Ese comentario desinfló el poco entusiasmo que pudiera haber.
—Tienen toda clase de raros y armas y de todo allí —señaló una chica apodada Pampers.
—Sí, sí que tienen —reconoció Caine, cansado—. Pero estarán demasiado ocupados para enfrentarse a nosotros. Y si alguno se interpone, yo me encargaré de él. Penny o yo lo haremos.
Los chavales miraron a Penny. Tenía doce años. Debía de ser guapa antes. Una chica chinoamericana bonita con una nariz diminuta y las cejas que indicaban sorpresa. Pero ahora parecía un espantapájaros, con el pelo quebradizo, las encías enrojecidas por la desnutrición y un sarpullido que le recorría el cuello y los brazos describiendo un dibujo rosado como si fuera encaje.

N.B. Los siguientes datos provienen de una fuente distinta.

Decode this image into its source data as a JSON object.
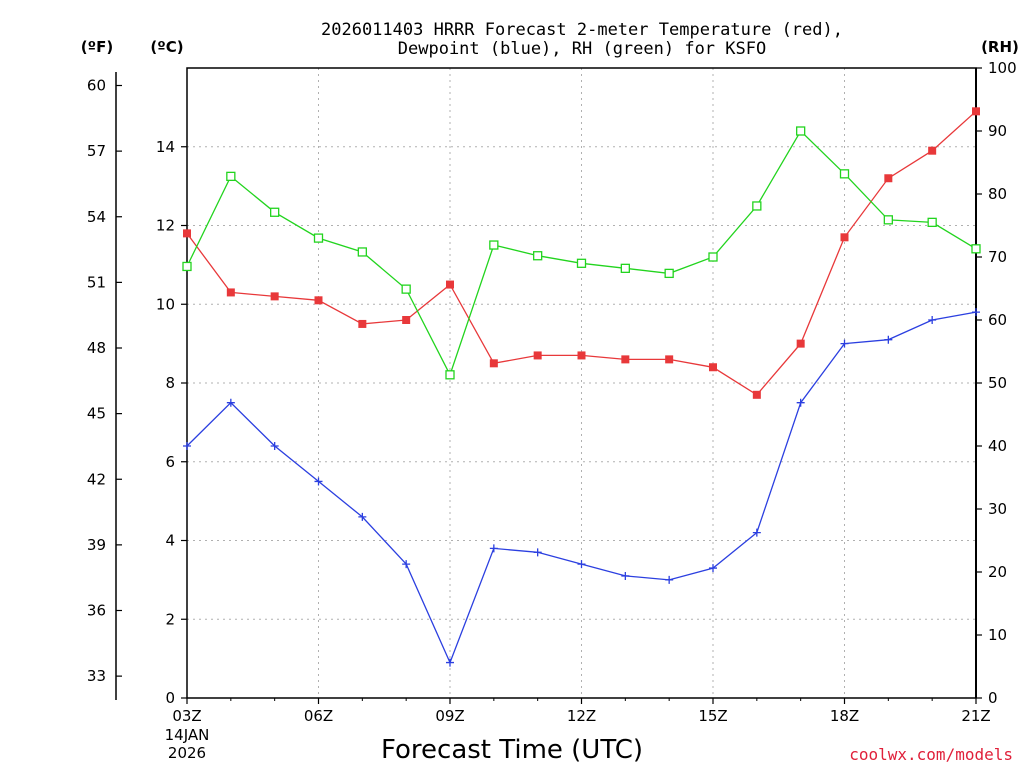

—Creo que estás loco, Caine. ¿Pasar por Perdido Beach? —protestó Jason—. La mitad de nosotros no podemos ni caminar hasta tan lejos, y ya no digamos pelear. Nos morimos de hambre, tío. Si no tienes comida que darnos, caeremos antes de llegar a la carretera.
—Escúchame —insistió Caine—. Te aseguro que vamos a necesitar comida. Pronto.
Diana alzó la vista, temiendo lo que fuera a hacer Caine a continuación.
—La única comida que vamos a conseguir está en esa isla. O la conseguimos, o buscamos otra cosa para comer.